Aïssatou Bagnan Diallo, fondatrice et gérante de l’entreprise Bagnan Agrobusiness, produit de l’ananas et du gingembre à Koliagbé dans la sous préfecture de Friguiagbé. Depuis plus de trois mois, elle n’utilise plus d’engrais. « Nous avons des problèmes pour trouver actuellement l’engrais au marché. Si tu arrives à retrouver l’engrais, le sac d’urée se négocie entre 600 et 650 000 voire même 700 000 francs guinéens. Même prix que le potasse qu’on ne voit même plus au marché. Ça fait plus de trois mois que je n’ai pas appliqué d’engrais. Mon stock était fini et ce que j’ai trouvé, c’est vraiment cher. Donc, je préfère attendre la pluie. L’année passée on achetait le sac entre 400 et 450 000 francs.
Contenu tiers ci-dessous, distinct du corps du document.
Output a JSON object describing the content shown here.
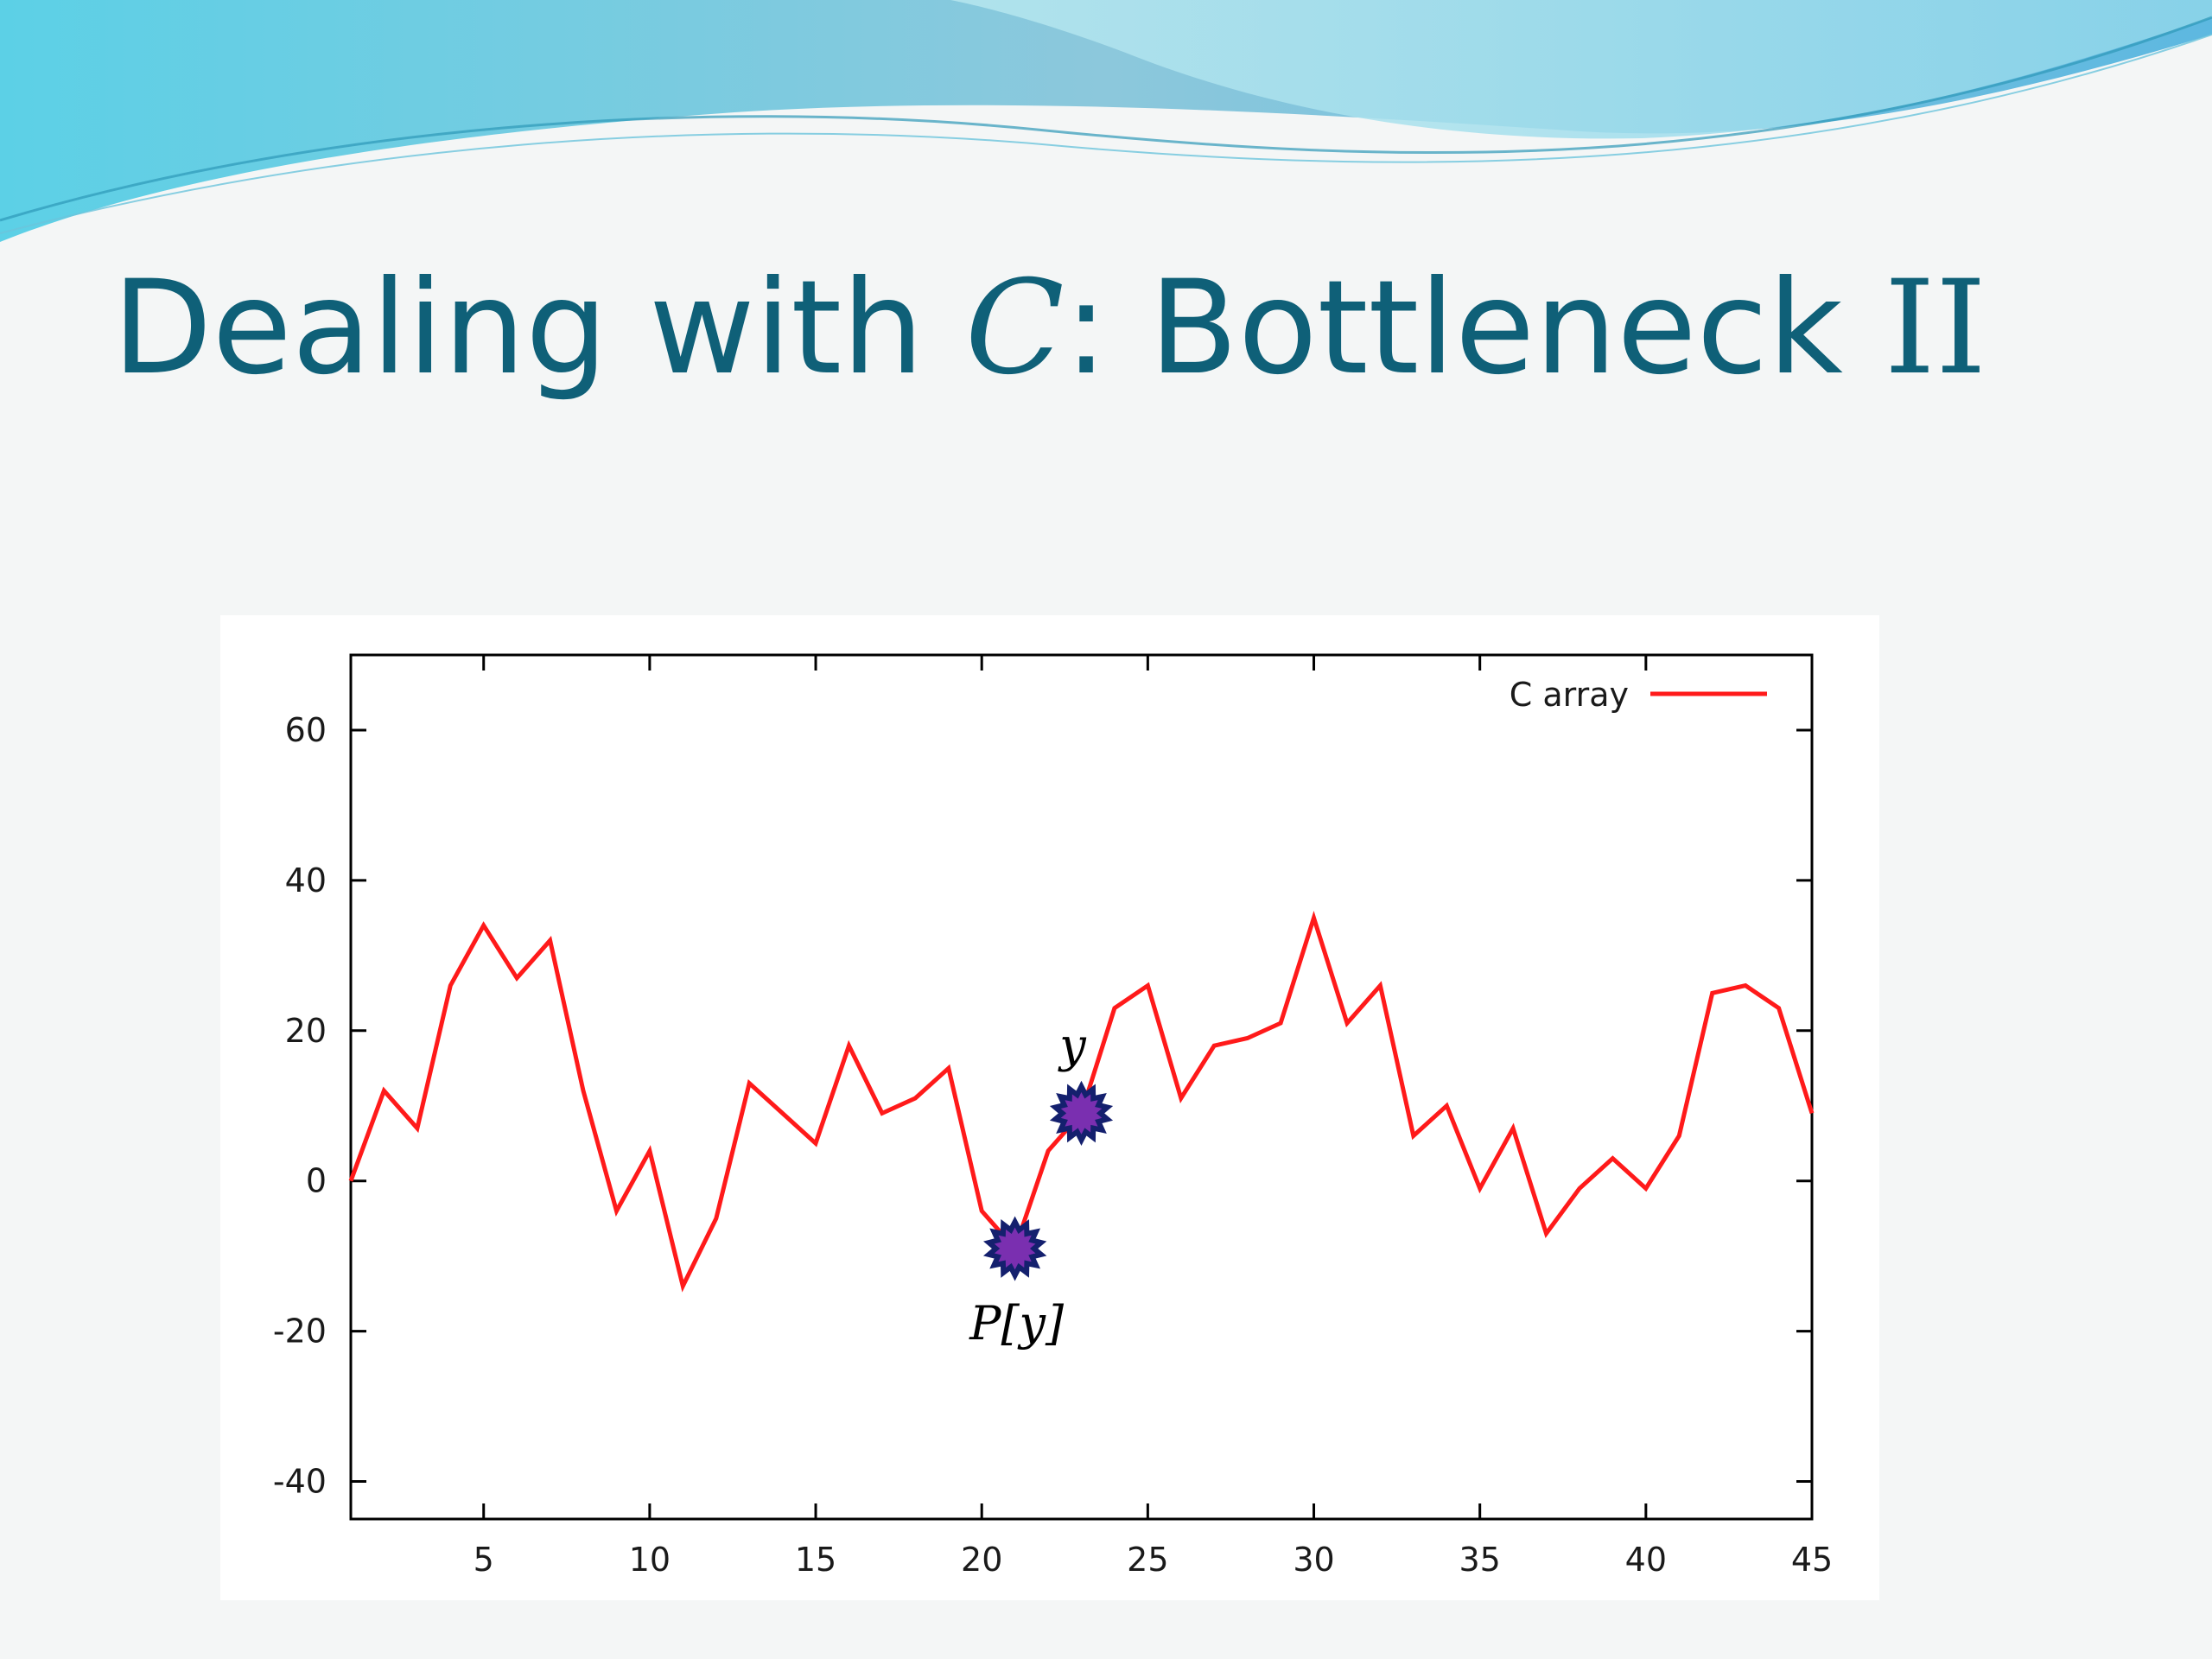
{
  "slide": {
    "title_prefix": "Dealing with ",
    "title_symbol": "C",
    "title_suffix": ": Bottleneck ",
    "title_numeral": "II"
  },
  "colors": {
    "title": "#0f6078",
    "series": "#ff1a1a",
    "marker_fill": "#7a2fb0",
    "marker_edge": "#14206e"
  },
  "chart_data": {
    "type": "line",
    "title": "",
    "xlabel": "",
    "ylabel": "",
    "xlim": [
      1,
      45
    ],
    "ylim": [
      -45,
      70
    ],
    "xticks": [
      5,
      10,
      15,
      20,
      25,
      30,
      35,
      40,
      45
    ],
    "yticks": [
      -40,
      -20,
      0,
      20,
      40,
      60
    ],
    "grid": false,
    "legend": {
      "position": "top-right",
      "entries": [
        "C array"
      ]
    },
    "series": [
      {
        "name": "C array",
        "x": [
          1,
          2,
          3,
          4,
          5,
          6,
          7,
          8,
          9,
          10,
          11,
          12,
          13,
          14,
          15,
          16,
          17,
          18,
          19,
          20,
          21,
          22,
          23,
          24,
          25,
          26,
          27,
          28,
          29,
          30,
          31,
          32,
          33,
          34,
          35,
          36,
          37,
          38,
          39,
          40,
          41,
          42,
          43,
          44,
          45
        ],
        "y": [
          0,
          12,
          7,
          26,
          34,
          27,
          32,
          12,
          -4,
          4,
          -14,
          -5,
          13,
          9,
          5,
          18,
          9,
          11,
          15,
          -4,
          -9,
          4,
          9,
          23,
          26,
          11,
          18,
          19,
          21,
          35,
          21,
          26,
          6,
          10,
          -1,
          7,
          -7,
          -1,
          3,
          -1,
          6,
          25,
          26,
          23,
          9
        ]
      }
    ],
    "annotations": [
      {
        "label": "y",
        "x": 23,
        "y": 9,
        "label_position": "above"
      },
      {
        "label": "P[y]",
        "x": 21,
        "y": -9,
        "label_position": "below"
      }
    ]
  }
}
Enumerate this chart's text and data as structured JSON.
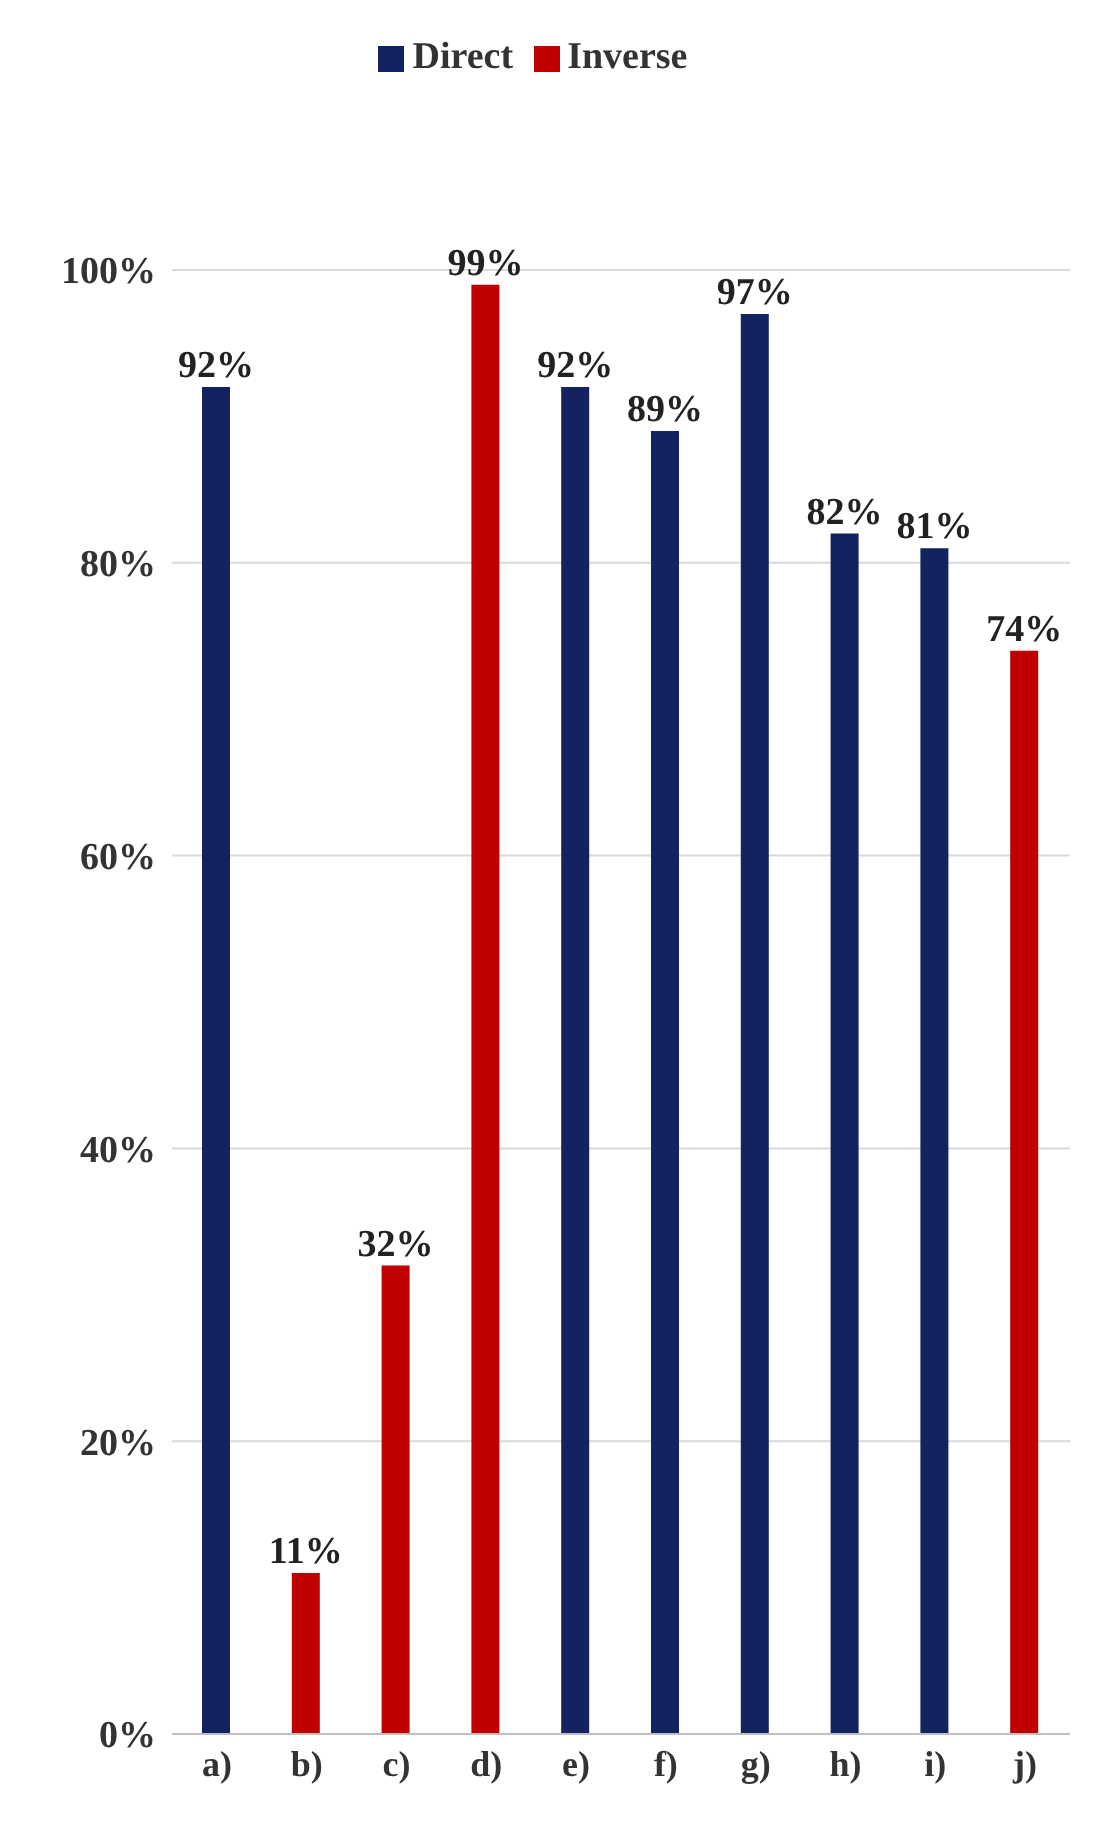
{
  "chart_data": {
    "type": "bar",
    "categories": [
      "a)",
      "b)",
      "c)",
      "d)",
      "e)",
      "f)",
      "g)",
      "h)",
      "i)",
      "j)"
    ],
    "series": [
      {
        "name": "Direct",
        "color": "#12235f",
        "values": [
          92,
          null,
          null,
          null,
          92,
          89,
          97,
          82,
          81,
          null
        ],
        "value_labels": [
          "92%",
          null,
          null,
          null,
          "92%",
          "89%",
          "97%",
          "82%",
          "81%",
          null
        ]
      },
      {
        "name": "Inverse",
        "color": "#c00000",
        "values": [
          null,
          11,
          32,
          99,
          null,
          null,
          null,
          null,
          null,
          74
        ],
        "value_labels": [
          null,
          "11%",
          "32%",
          "99%",
          null,
          null,
          null,
          null,
          null,
          "74%"
        ]
      }
    ],
    "ylim": [
      0,
      100
    ],
    "yticks": [
      {
        "value": 0,
        "label": "0%"
      },
      {
        "value": 20,
        "label": "20%"
      },
      {
        "value": 40,
        "label": "40%"
      },
      {
        "value": 60,
        "label": "60%"
      },
      {
        "value": 80,
        "label": "80%"
      },
      {
        "value": 100,
        "label": "100%"
      }
    ],
    "grid": "y",
    "legend": "top"
  }
}
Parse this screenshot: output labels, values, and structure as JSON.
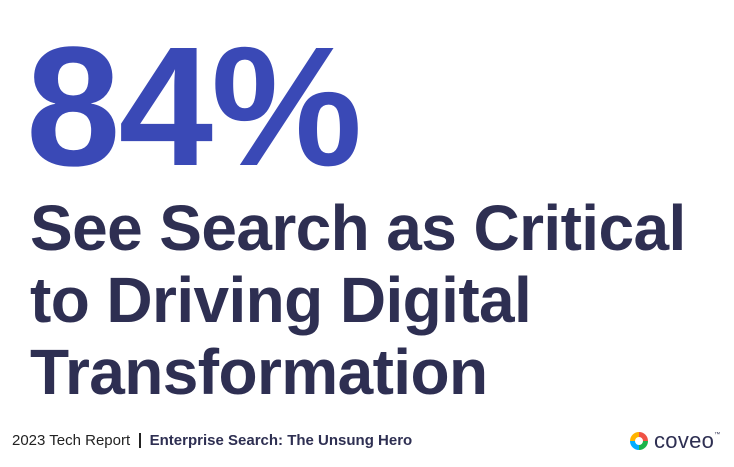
{
  "stat": "84%",
  "headline": [
    "See Search as Critical",
    "to Driving Digital",
    "Transformation"
  ],
  "footer": {
    "report": "2023 Tech Report",
    "subtitle": "Enterprise Search: The Unsung Hero"
  },
  "logo": {
    "name": "coveo",
    "mark": "™"
  }
}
Maintenant, ça ne fait que monter », regrette la jeune femme.

Si Aissatou Bagnan Diallo croit que l’Etat doit encourager l’utilisation des engrais organiques et diminuer les coûts et charges pour produire bio, Naby Yaya Camara pense qu’il est du devoir de l’Etat de réglementer le secteur de l’engrais pour que le peu qui vienne aille vers les vrais destinataires, à savoir les agriculteurs locaux. « Le coût auquel on achète ces intrants, c’est très cher. Ce n’est pas que l’engrais qui est utilisé. Il y a d’autres produits phytosanitaires qui sont utilisés sans compter les frais de manœuvre. Tout cela est cher. Donc, si l’État ne cherche pas à réglementer cette histoire de coût d’engrais, ce n’est plus la peine pour nous les paysans de travailler parce qu’on ne peut pas acheter un sac d’engrais à 700 parfois 800 000 et revendre le panier d’ananas à 160 ou 150 000 francs. C’est ça un peu le paradoxe. Le prix des produits phytosanitaires augmente, mais le prix du produit n’augmente pas. En fin de compte, c’est nous qui perdons », souligne le gérant de la coopérative Bokhi Dakhamoui.